El saber popular indica que comiendo muchas zanahorias, nuestra piel mejorará notablemente. La razón es que estas hortalizas contienen un alto índice de carotenoides, alrededor de 8.100 microgramos (8,10 miligramos) por cada 100 gramos, siendo el beta-caroteno el más abundante.
Pero la zanahoria no es el único vegetal que puede ayudarnos a lucir bien, y en especial a mantener un bronceado bonito. Dado que el caroteno es un pigmento amarillento rojizo, todo lo que sea color naranja sirve, además de las propias naranjas: calabaza, mango, melón de la variedad Cantalupo, melocotones y albaricoques entre otros.
Los carotenoides pueden ser convertidos en retinol (vitamina A) lo que no sólo es excelente para la piel, sino que también lo es para la visión. Son además un gran anticancerígeno y antioxidante, retrasando las marcas del paso del tiempo.

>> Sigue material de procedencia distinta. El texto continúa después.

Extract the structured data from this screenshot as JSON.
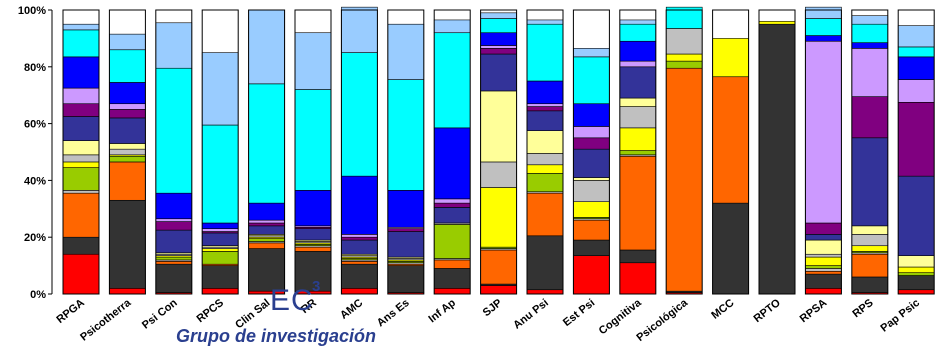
{
  "chart_data": {
    "type": "bar",
    "stacked": true,
    "categories": [
      "RPGA",
      "Psicotherra",
      "Psi Con",
      "RPCS",
      "Clin Sal",
      "RR",
      "AMC",
      "Ans Es",
      "Inf Ap",
      "SJP",
      "Anu Psi",
      "Est Psi",
      "Cognitiva",
      "Psicológica",
      "MCC",
      "RPTO",
      "RPSA",
      "RPS",
      "Pap Psic"
    ],
    "y_tick_labels": [
      "0%",
      "20%",
      "40%",
      "60%",
      "80%",
      "100%"
    ],
    "ylim": [
      0,
      100
    ],
    "grid": false,
    "series": [
      {
        "color": "#ff0000",
        "values": [
          14,
          2,
          0.5,
          2,
          1,
          1,
          2,
          0.5,
          2,
          3,
          1.5,
          13.5,
          11,
          0.5,
          0,
          0,
          2,
          0.5,
          1.5
        ]
      },
      {
        "color": "#333333",
        "values": [
          6,
          31,
          10,
          8,
          15,
          14,
          8.5,
          9.5,
          7,
          0.5,
          19,
          5.5,
          4.5,
          0.5,
          32,
          95,
          5,
          5.5,
          5
        ]
      },
      {
        "color": "#ff6600",
        "values": [
          15.5,
          13.5,
          1,
          0.5,
          2,
          1.5,
          1,
          0.5,
          3,
          12,
          15,
          7,
          33,
          78.5,
          44.5,
          0,
          1,
          8,
          0
        ]
      },
      {
        "color": "#c0c0c0",
        "values": [
          1,
          0,
          0.5,
          0,
          0.5,
          0.5,
          0.5,
          0.5,
          0.5,
          0.5,
          0.5,
          0.5,
          0.5,
          0,
          0,
          0,
          1,
          0.5,
          0
        ]
      },
      {
        "color": "#99cc00",
        "values": [
          8,
          2,
          1,
          4.5,
          1,
          0.5,
          0.5,
          0.5,
          12,
          0.5,
          6.5,
          0.5,
          1.5,
          2.5,
          0,
          0,
          1,
          0.5,
          1
        ]
      },
      {
        "color": "#ffff00",
        "values": [
          2,
          0.5,
          0.5,
          1,
          0.5,
          0.5,
          0.5,
          0.5,
          0,
          21,
          3,
          5.5,
          8,
          2.5,
          13.5,
          1,
          3,
          2,
          2
        ]
      },
      {
        "color": "#c0c0c0",
        "values": [
          2.5,
          2,
          0.5,
          0.5,
          0.5,
          0.5,
          0.5,
          0.5,
          0.5,
          9,
          4,
          7.5,
          7.5,
          9,
          0,
          0,
          1,
          4,
          0
        ]
      },
      {
        "color": "#ffff99",
        "values": [
          5,
          2,
          0.5,
          0.5,
          0.5,
          0.5,
          0.5,
          0.5,
          0,
          25,
          8,
          1,
          3,
          0,
          0,
          0,
          5,
          3,
          4
        ]
      },
      {
        "color": "#333399",
        "values": [
          8.5,
          9,
          8,
          4.5,
          3,
          4,
          5,
          9,
          5.5,
          13,
          7,
          10,
          11,
          0,
          0,
          0,
          2,
          31,
          28
        ]
      },
      {
        "color": "#800080",
        "values": [
          4.5,
          3,
          3,
          0.5,
          1,
          0.5,
          1,
          1,
          1.5,
          2,
          1.5,
          4,
          0,
          0,
          0,
          0,
          4,
          14.5,
          26
        ]
      },
      {
        "color": "#cc99ff",
        "values": [
          5.5,
          2,
          1,
          1,
          1,
          0.5,
          1,
          0.5,
          1.5,
          1,
          1,
          4,
          2,
          0,
          0,
          0,
          64,
          17,
          8
        ]
      },
      {
        "color": "#0000ff",
        "values": [
          11,
          7.5,
          9,
          2,
          6,
          12.5,
          20.5,
          13,
          25,
          4.5,
          8,
          8,
          7,
          0,
          0,
          0,
          2,
          2,
          8
        ]
      },
      {
        "color": "#00ffff",
        "values": [
          9.5,
          11.5,
          44,
          34.5,
          42,
          35.5,
          43.5,
          39,
          33.5,
          5,
          20,
          16.5,
          6,
          7.5,
          0,
          0,
          6,
          6.5,
          3.5
        ]
      },
      {
        "color": "#99ccff",
        "values": [
          2,
          5.5,
          16,
          25.5,
          26,
          20,
          16,
          19.5,
          4.5,
          2,
          1.5,
          3,
          1.5,
          0,
          0,
          0,
          4,
          3,
          7.5
        ]
      }
    ]
  },
  "labels": {
    "logo_text": "EC",
    "logo_superscript": "3",
    "group_name": "Grupo de investigación"
  }
}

El licopeno – otro carotinoide –, presente en los vegetales rojos como el tomate, es un poderoso antioxidante y su consumo incide en menos enfermedad cardiovascular, cáncer de próstata y gastrointestinal.
Finalmente, y aunque el color nos confunda, los vegetales de hoja verde como acelga, espinaca y otros contienen el carotinoide luteína, que es un antioxidante mucho más potente que el beta-caroteno y parece actuar como factor de protección en la degeneración macular, una enfermedad ocular muy frecuente en las personas mayores.
Llenar de color nuestros platos es la forma más segura de estar guapas y muy sanas.